Anzi, appare ormai chiaro che più le norme sono mirate a introdurre dei cambiamenti significativi nell’operato della PA, più il grado di resistenza verso la loro applicazione si dimostra elevato. Il risultato è che a oltre un anno di distanza dalla legge che doveva creare le condizioni quadro per accelerare l’implementazione dell’Agenda digitale in Italia, stiamo ancora aspettando che i ministeri, le Regioni e tutti gli enti chiamati a dare il loro parere, si mettano d’accordo fra loro sulla maggior parte degli oltre venticinque regolamenti previsti dalla norma per essere attuata. Fra questi, ricordo, come vi sia rimasto impantanato anche il famoso “Regolamento scavi” che, concepito per facilitare la messa in opera della fibra ottica, è stato sì emanato, ma con un articolo che, a causa dell’opposizione del ministero delle Infrastrutture, impedisce l’uso di materiali innovativi, vanificando l’impatto positivo della norma.

Così come gli operatori di Tlc stanno ancora aspettando le linee guida per l’attuazione dei nuovi metodi di rilevazione delle emissioni elettromagnetiche, necessarie per superare la frammentazione e la farraginosità delle procedure di autorizzazione per l’installazione di stazioni radio base per reti di comunicazione mobili Gsm/Umts e Lte. Quindi accade che stimando in circa 8.000 stazioni radio base il numero di impianti necessari agli operatori nel 2014, bisogna prevedere che oltre il 20% degli impianti sarà bloccato dalla complicazione dei percorsi burocratici e dalle mancate autorizzazioni comunali. Emblematico, a questo proposito, è il caso di quei Comuni che, trovandosi in zone suburbane o rurali, quindi teoricamente molto interessati a ridurre il digital divide, di fatto ostacolano senza alcuna giustificazione l’installazione di nuovi impianti a tecnologie Lte impedendo lo sviluppo di investimenti nella propria area geografica. Solo nel 2013 possiamo contare più di 200 casi di mancata copertura del territorio con servizi Tlc evoluti per blocchi burocratici.

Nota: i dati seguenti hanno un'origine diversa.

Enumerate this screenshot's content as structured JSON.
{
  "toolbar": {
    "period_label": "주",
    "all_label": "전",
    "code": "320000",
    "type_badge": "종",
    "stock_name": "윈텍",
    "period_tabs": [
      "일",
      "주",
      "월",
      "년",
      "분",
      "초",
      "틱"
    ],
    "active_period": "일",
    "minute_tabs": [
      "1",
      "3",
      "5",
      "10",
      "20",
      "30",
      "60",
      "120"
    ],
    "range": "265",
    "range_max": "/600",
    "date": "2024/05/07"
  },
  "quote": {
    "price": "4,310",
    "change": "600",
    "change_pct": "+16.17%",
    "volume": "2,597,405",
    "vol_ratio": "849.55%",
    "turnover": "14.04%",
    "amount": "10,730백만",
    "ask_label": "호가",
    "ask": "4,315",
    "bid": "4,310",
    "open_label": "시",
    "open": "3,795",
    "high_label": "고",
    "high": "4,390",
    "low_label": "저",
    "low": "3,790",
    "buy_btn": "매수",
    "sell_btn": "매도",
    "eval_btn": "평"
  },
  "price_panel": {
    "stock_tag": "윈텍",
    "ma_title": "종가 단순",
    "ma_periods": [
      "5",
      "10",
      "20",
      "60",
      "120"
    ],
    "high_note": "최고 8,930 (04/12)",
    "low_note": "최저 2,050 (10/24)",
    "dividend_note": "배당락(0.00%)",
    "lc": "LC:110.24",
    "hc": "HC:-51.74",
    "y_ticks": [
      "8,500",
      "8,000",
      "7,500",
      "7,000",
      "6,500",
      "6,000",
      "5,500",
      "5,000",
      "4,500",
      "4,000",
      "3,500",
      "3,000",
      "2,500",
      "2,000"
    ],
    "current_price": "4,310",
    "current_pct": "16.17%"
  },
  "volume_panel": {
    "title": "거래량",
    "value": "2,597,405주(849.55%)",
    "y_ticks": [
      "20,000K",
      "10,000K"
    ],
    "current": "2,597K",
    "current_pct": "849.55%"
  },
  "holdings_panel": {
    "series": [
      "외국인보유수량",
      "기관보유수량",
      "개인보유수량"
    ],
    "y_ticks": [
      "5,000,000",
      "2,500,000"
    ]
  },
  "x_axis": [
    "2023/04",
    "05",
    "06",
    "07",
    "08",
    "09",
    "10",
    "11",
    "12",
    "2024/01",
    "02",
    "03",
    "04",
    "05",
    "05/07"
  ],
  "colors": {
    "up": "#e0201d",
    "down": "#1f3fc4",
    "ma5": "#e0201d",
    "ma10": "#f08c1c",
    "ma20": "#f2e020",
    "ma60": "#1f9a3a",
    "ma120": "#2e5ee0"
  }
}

Cruciale, sotto questo aspetto, è la questione dell’identità digitale, giustamente posta dal commissario Caio fra le priorità dell’Agenda digitale, sulla quale è indispensabile giungere a stabilire un sistema sicuro, ma assolutamente semplice e amichevole. Se vogliamo, infatti, che l’attuale circolo vizioso delle arretratezze e ritardi diventi il circolo virtuoso della ripresa e della modernizzazione, dobbiamo riuscire ad attrarre verso i servizi digitali anche quella metà della popolazione italiana che ancora oggi non usa Internet. Solo così riusciremo a supportare lo sviluppo degli investimenti in reti di nuova generazione e il raggiungimento dei target dell’Agenda digitale.